# Vehicle & equipment maintenance tracking software



## BSDeality (Dec 5, 2005)

I did a search but didn't come up with much.

I'm looking for software to track, monitor and predict maintenance of our vehicles & equipment. there are a few fleet options, but honestly I can't afford to spent $1000+ on software for that sole purpose. I'm looking for something cheaper, lets say $100-250 that can keep up with our equipment.

I know many of you are much larger operations and don't think its worth while, and have the 'just fix it when it breaks' mentality. that's a crap policy to have, I want automation and ease of use. downtime when equipment breaks costs me far more than the actual repair does almost always. If I can prevent 50% of those breakdowns by doing routine maintenance that is prompted by hour checks and date-driven checks; I will come out ahead.

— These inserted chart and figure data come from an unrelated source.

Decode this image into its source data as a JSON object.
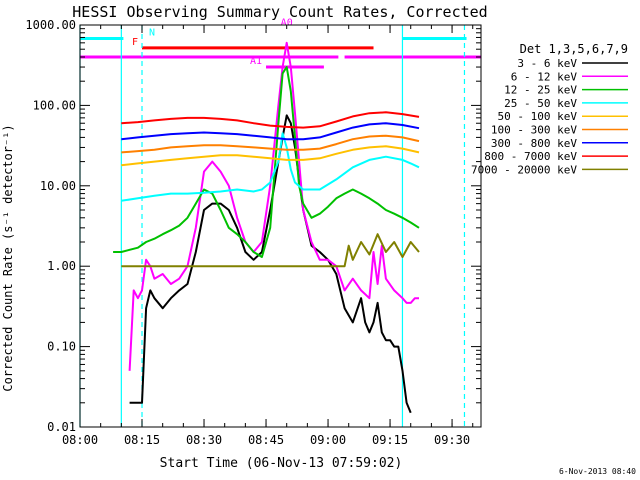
{
  "chart_data": {
    "type": "line",
    "title": "HESSI Observing Summary Count Rates, Corrected",
    "xlabel": "Start Time (06-Nov-13 07:59:02)",
    "ylabel": "Corrected Count Rate (s⁻¹ detector⁻¹)",
    "footer": "6-Nov-2013 08:40",
    "y_scale": "log",
    "ylim": [
      0.01,
      1000
    ],
    "xlim": [
      "08:00",
      "09:37"
    ],
    "x_ticks": [
      "08:00",
      "08:15",
      "08:30",
      "08:45",
      "09:00",
      "09:15",
      "09:30"
    ],
    "y_ticks": [
      "0.01",
      "0.10",
      "1.00",
      "10.00",
      "100.00",
      "1000.00"
    ],
    "legend_title": "Det 1,3,5,6,7,9",
    "legend_position": "right",
    "series": [
      {
        "name": "3 - 6 keV",
        "color": "#000000",
        "x": [
          "08:12",
          "08:13",
          "08:14",
          "08:15",
          "08:16",
          "08:17",
          "08:18",
          "08:20",
          "08:22",
          "08:24",
          "08:26",
          "08:28",
          "08:30",
          "08:32",
          "08:34",
          "08:36",
          "08:38",
          "08:40",
          "08:42",
          "08:44",
          "08:46",
          "08:48",
          "08:49",
          "08:50",
          "08:51",
          "08:52",
          "08:53",
          "08:54",
          "08:55",
          "08:56",
          "08:58",
          "09:00",
          "09:02",
          "09:04",
          "09:06",
          "09:08",
          "09:09",
          "09:10",
          "09:11",
          "09:12",
          "09:13",
          "09:14",
          "09:15",
          "09:16",
          "09:17",
          "09:18",
          "09:19",
          "09:20"
        ],
        "y": [
          0.02,
          0.02,
          0.02,
          0.02,
          0.3,
          0.5,
          0.4,
          0.3,
          0.4,
          0.5,
          0.6,
          1.5,
          5,
          6,
          6,
          5,
          3,
          1.5,
          1.2,
          1.5,
          5,
          20,
          40,
          75,
          60,
          30,
          12,
          5,
          3,
          1.8,
          1.5,
          1.2,
          0.8,
          0.3,
          0.2,
          0.4,
          0.2,
          0.15,
          0.2,
          0.35,
          0.15,
          0.12,
          0.12,
          0.1,
          0.1,
          0.05,
          0.02,
          0.015
        ]
      },
      {
        "name": "6 - 12 keV",
        "color": "#ff00ff",
        "x": [
          "08:12",
          "08:13",
          "08:14",
          "08:15",
          "08:16",
          "08:17",
          "08:18",
          "08:20",
          "08:22",
          "08:24",
          "08:26",
          "08:28",
          "08:30",
          "08:32",
          "08:34",
          "08:36",
          "08:38",
          "08:40",
          "08:42",
          "08:44",
          "08:46",
          "08:48",
          "08:49",
          "08:50",
          "08:51",
          "08:52",
          "08:53",
          "08:54",
          "08:56",
          "08:58",
          "09:00",
          "09:02",
          "09:04",
          "09:06",
          "09:08",
          "09:10",
          "09:11",
          "09:12",
          "09:13",
          "09:14",
          "09:16",
          "09:18",
          "09:19",
          "09:20",
          "09:21",
          "09:22"
        ],
        "y": [
          0.05,
          0.5,
          0.4,
          0.5,
          1.2,
          1.0,
          0.7,
          0.8,
          0.6,
          0.7,
          1.0,
          3,
          15,
          20,
          15,
          10,
          4,
          2,
          1.5,
          2,
          10,
          100,
          300,
          600,
          300,
          80,
          20,
          5,
          2,
          1.2,
          1.2,
          1.0,
          0.5,
          0.7,
          0.5,
          0.4,
          1.5,
          0.6,
          1.8,
          0.7,
          0.5,
          0.4,
          0.35,
          0.35,
          0.4,
          0.4
        ]
      },
      {
        "name": "12 - 25 keV",
        "color": "#00c000",
        "x": [
          "08:08",
          "08:10",
          "08:12",
          "08:14",
          "08:16",
          "08:18",
          "08:20",
          "08:22",
          "08:24",
          "08:26",
          "08:28",
          "08:30",
          "08:32",
          "08:34",
          "08:36",
          "08:38",
          "08:40",
          "08:42",
          "08:44",
          "08:46",
          "08:48",
          "08:49",
          "08:50",
          "08:51",
          "08:52",
          "08:53",
          "08:54",
          "08:56",
          "08:58",
          "09:00",
          "09:02",
          "09:04",
          "09:06",
          "09:08",
          "09:10",
          "09:12",
          "09:14",
          "09:16",
          "09:18",
          "09:20",
          "09:22"
        ],
        "y": [
          1.5,
          1.5,
          1.6,
          1.7,
          2,
          2.2,
          2.5,
          2.8,
          3.2,
          4,
          6,
          9,
          8,
          5,
          3,
          2.5,
          2,
          1.5,
          1.3,
          3,
          60,
          250,
          300,
          150,
          40,
          10,
          6,
          4,
          4.5,
          5.5,
          7,
          8,
          9,
          8,
          7,
          6,
          5,
          4.5,
          4,
          3.5,
          3
        ]
      },
      {
        "name": "25 - 50 keV",
        "color": "#00ffff",
        "x": [
          "08:10",
          "08:14",
          "08:18",
          "08:22",
          "08:26",
          "08:30",
          "08:34",
          "08:38",
          "08:42",
          "08:44",
          "08:46",
          "08:48",
          "08:49",
          "08:50",
          "08:51",
          "08:52",
          "08:54",
          "08:58",
          "09:02",
          "09:06",
          "09:10",
          "09:14",
          "09:18",
          "09:20",
          "09:22"
        ],
        "y": [
          6.5,
          7,
          7.5,
          8,
          8,
          8.2,
          8.5,
          9,
          8.5,
          9,
          11,
          20,
          45,
          30,
          16,
          11,
          9,
          9,
          12,
          17,
          21,
          23,
          21,
          19,
          17
        ]
      },
      {
        "name": "50 - 100 keV",
        "color": "#ffc000",
        "x": [
          "08:10",
          "08:14",
          "08:18",
          "08:22",
          "08:26",
          "08:30",
          "08:34",
          "08:38",
          "08:42",
          "08:46",
          "08:50",
          "08:54",
          "08:58",
          "09:02",
          "09:06",
          "09:10",
          "09:14",
          "09:18",
          "09:22"
        ],
        "y": [
          18,
          19,
          20,
          21,
          22,
          23,
          24,
          24,
          23,
          22,
          21,
          21,
          22,
          25,
          28,
          30,
          31,
          29,
          26
        ]
      },
      {
        "name": "100 - 300 keV",
        "color": "#ff8000",
        "x": [
          "08:10",
          "08:14",
          "08:18",
          "08:22",
          "08:26",
          "08:30",
          "08:34",
          "08:38",
          "08:42",
          "08:46",
          "08:50",
          "08:54",
          "08:58",
          "09:02",
          "09:06",
          "09:10",
          "09:14",
          "09:18",
          "09:22"
        ],
        "y": [
          26,
          27,
          28,
          30,
          31,
          32,
          32,
          31,
          30,
          29,
          28,
          28,
          29,
          33,
          38,
          41,
          42,
          40,
          36
        ]
      },
      {
        "name": "300 - 800 keV",
        "color": "#0000ff",
        "x": [
          "08:10",
          "08:14",
          "08:18",
          "08:22",
          "08:26",
          "08:30",
          "08:34",
          "08:38",
          "08:42",
          "08:46",
          "08:50",
          "08:54",
          "08:58",
          "09:02",
          "09:06",
          "09:10",
          "09:14",
          "09:18",
          "09:22"
        ],
        "y": [
          38,
          40,
          42,
          44,
          45,
          46,
          45,
          44,
          42,
          40,
          38,
          38,
          40,
          46,
          53,
          58,
          60,
          57,
          52
        ]
      },
      {
        "name": "800 - 7000 keV",
        "color": "#ff0000",
        "x": [
          "08:10",
          "08:14",
          "08:18",
          "08:22",
          "08:26",
          "08:30",
          "08:34",
          "08:38",
          "08:42",
          "08:46",
          "08:50",
          "08:54",
          "08:58",
          "09:02",
          "09:06",
          "09:10",
          "09:14",
          "09:18",
          "09:22"
        ],
        "y": [
          60,
          62,
          65,
          68,
          70,
          70,
          68,
          65,
          60,
          56,
          54,
          53,
          55,
          63,
          73,
          80,
          82,
          78,
          72
        ]
      },
      {
        "name": "7000 - 20000 keV",
        "color": "#808000",
        "x": [
          "08:10",
          "08:20",
          "08:30",
          "08:40",
          "08:50",
          "09:00",
          "09:04",
          "09:05",
          "09:06",
          "09:08",
          "09:10",
          "09:12",
          "09:14",
          "09:16",
          "09:18",
          "09:20",
          "09:22"
        ],
        "y": [
          1,
          1,
          1,
          1,
          1,
          1,
          1,
          1.8,
          1.2,
          2,
          1.4,
          2.5,
          1.5,
          2,
          1.3,
          2,
          1.5
        ]
      }
    ],
    "annotations": [
      {
        "label": "N",
        "color": "#00ffff",
        "segments": [
          [
            "08:00",
            "08:10:30"
          ],
          [
            "09:18",
            "09:33:30"
          ]
        ],
        "level": 680
      },
      {
        "label": "F",
        "color": "#ff0000",
        "segments": [
          [
            "08:15",
            "09:11"
          ]
        ],
        "level": 520
      },
      {
        "label": "",
        "color": "#ff00ff",
        "segments": [
          [
            "08:00",
            "09:02:30"
          ],
          [
            "09:04",
            "09:37"
          ]
        ],
        "level": 400
      },
      {
        "label": "A1",
        "color": "#ff00ff",
        "segments": [
          [
            "08:45",
            "08:59"
          ]
        ],
        "level": 300
      },
      {
        "label": "A0",
        "color": "#ff00ff",
        "segments": [],
        "level": 900
      }
    ],
    "vertical_markers": [
      {
        "time": "08:00",
        "color": "#00ffff",
        "style": "solid"
      },
      {
        "time": "08:10",
        "color": "#00ffff",
        "style": "solid"
      },
      {
        "time": "08:15",
        "color": "#00ffff",
        "style": "dashed"
      },
      {
        "time": "09:18",
        "color": "#00ffff",
        "style": "solid"
      },
      {
        "time": "09:33",
        "color": "#00ffff",
        "style": "dashed"
      }
    ]
  }
}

We are by no means a large company, but I still spent nearly $20k on equipment/vehicle maintenance and repairs this year. I find it very hard to believe that other companies aren't in a similar spot, maybe they are and just turn a blind eye to it? A lot of those costs are routine, but many stem from prev. maint. not being done on time or being missed entirely.

If there are no software options that meet my needs. what are some "must haves" or "oooh that'd be sweet!" options? I have some brainstorming ideas that i'd like to bounce off others if they're interested


----------



## BSDeality (Dec 5, 2005)

no one is in the same boat?


----------



## festerw (Sep 25, 2003)

Don't know if it would work well for equipment but I use Automotive Wolf for my vehicles.

http://www.lonewolf-software.com/automotivewolf.htm


----------



## BSDeality (Dec 5, 2005)

thanks, I'll check that out. looks like it might work for what I need in a pinch


----------